In Setback for Corporations, Supreme Court Upholds Workers’ Class-Action Verdict

WASHINGTON (Tribune Washington Bureau/TNS) —

The Supreme Court in a setback for corporate America has upheld a nearly $6 million class-action verdict on behalf of a group of Iowa meatpackers who were not paid for the time each week they spent putting on and taking off safety gear.

The justices had agreed to hear the appeal from Tyson Foods, and major business groups were hoping the court would use the case to further crack down on class-action claims brought by employees.

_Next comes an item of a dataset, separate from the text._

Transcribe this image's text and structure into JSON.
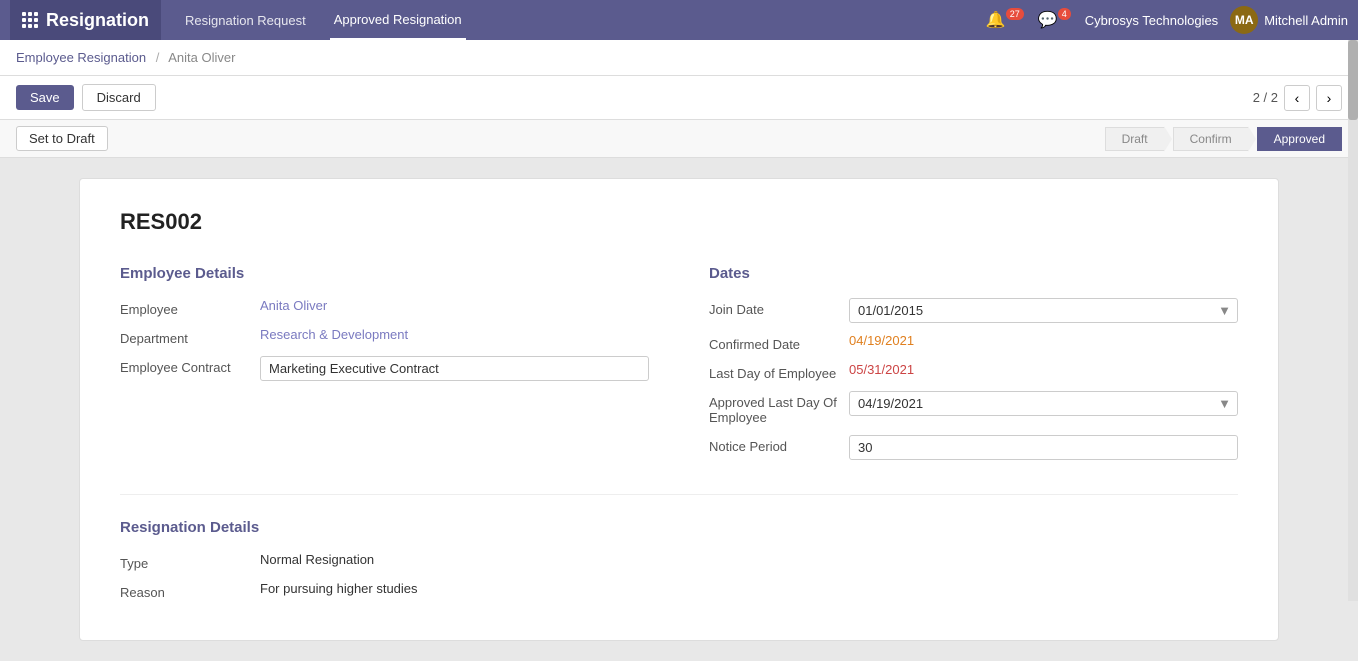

Five years ago, the court tossed out a huge class-action suit alleging gender bias in salaries brought on behalf of 1.5 million women who had worked for Wal-Mart. The justices said at the time that the women, who worked in stores across the nation, could not point to a common policy that led to lower wages. Statistics alone could not prove discrimination, the court said.

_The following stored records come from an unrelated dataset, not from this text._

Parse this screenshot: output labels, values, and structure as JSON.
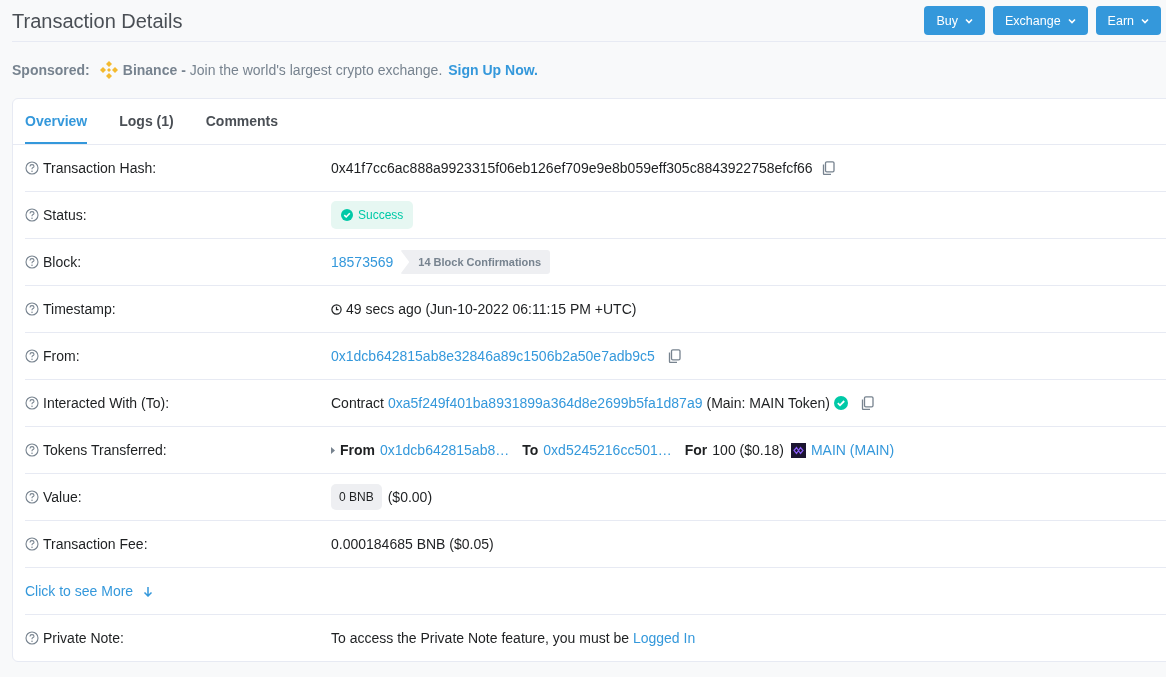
{
  "header": {
    "title": "Transaction Details",
    "buttons": [
      {
        "label": "Buy"
      },
      {
        "label": "Exchange"
      },
      {
        "label": "Earn"
      }
    ]
  },
  "sponsor": {
    "label": "Sponsored:",
    "brand": "Binance -",
    "text": "Join the world's largest crypto exchange.",
    "link": "Sign Up Now."
  },
  "tabs": [
    {
      "label": "Overview",
      "selected": true
    },
    {
      "label": "Logs (1)",
      "selected": false
    },
    {
      "label": "Comments",
      "selected": false
    }
  ],
  "rows": [
    {
      "kind": "hash",
      "label": "Transaction Hash:",
      "value": "0x41f7cc6ac888a9923315f06eb126ef709e9e8b059eff305c8843922758efcf66"
    },
    {
      "kind": "status",
      "label": "Status:",
      "value": "Success"
    },
    {
      "kind": "block",
      "label": "Block:",
      "value": "18573569",
      "badge": "14 Block Confirmations"
    },
    {
      "kind": "timestamp",
      "label": "Timestamp:",
      "value": "49 secs ago (Jun-10-2022 06:11:15 PM +UTC)"
    },
    {
      "kind": "address",
      "label": "From:",
      "value": "0x1dcb642815ab8e32846a89c1506b2a50e7adb9c5"
    },
    {
      "kind": "contract",
      "label": "Interacted With (To):",
      "prefix": "Contract",
      "value": "0xa5f249f401ba8931899a364d8e2699b5fa1d87a9",
      "note": "(Main: MAIN Token)"
    },
    {
      "kind": "transfer",
      "label": "Tokens Transferred:",
      "from_label": "From",
      "from": "0x1dcb642815ab8…",
      "to_label": "To",
      "to": "0xd5245216cc501…",
      "for_label": "For",
      "amount": "100 ($0.18)",
      "token": "MAIN (MAIN)"
    },
    {
      "kind": "value",
      "label": "Value:",
      "badge": "0 BNB",
      "value": "($0.00)"
    },
    {
      "kind": "fee",
      "label": "Transaction Fee:",
      "value": "0.000184685 BNB ($0.05)"
    },
    {
      "kind": "more",
      "link": "Click to see More"
    },
    {
      "kind": "note",
      "label": "Private Note:",
      "text": "To access the Private Note feature, you must be",
      "link": "Logged In"
    }
  ]
}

But in Tuesday’s decision, the court, speaking through Justice Anthony M. Kennedy, said the Wal-Mart ruling did “not stand for the broad proposition” that workers cannot sue their employers in a class-action claim.

Unlike with Wal-Mart, the Tyson workers were employed at a meat processing plant in Storm Lake, Iowa. “Grueling and dangerous, the work requires employees to wear certain protective gear,” Kennedy said.

Federal law requires employees to be paid overtime wages if they work more than 40 hours a week, but Tyson did not keep track of the time “each employee spent donning and doffing” their protective gear, the court said.

The workers filed a class-action suit alleging they were not paid the required overtime. A jury heard from an industrial relations expert who studied a group of the workers and concluded they spent 18 to 21 minutes each day putting on or taking off their protective gear. The jury ruled in favor of the class of 3,344 workers, and it decided on pay and damages of $5.8 million.

The Supreme Court has been skeptical of class-action claims, and when the justices agreed to hear the appeal from Tyson Foods, many expected another ruling restricting such mass lawsuits.

But in a 6-2 ruling Tuesday, the high court said the class-action claim made sense in this case. “In this case each employee worked in the same facility, did similar work and was paid under the same policy,” Kennedy said.

Lawyers for Tyson questioned the use of the statistical sample from the expert and argued that the individual workers could not prove they had worked overtime. But that was because the company failed to keep careful records, Kennedy said.

Chief Justice John G. Roberts Jr. and Justices Ruth Bader Ginsburg, Stephen G. Breyer, Sonia Sotomayor and Elena Kagan agreed.

In dissent, Justices Clarence Thomas and Samuel A. Alito Jr. said the class-action claim should have been tossed out. “Our precedents generally prohibit plaintiffs from maintaining a class action when an important element of liability depends on facts that vary among individual class members,” Thomas said.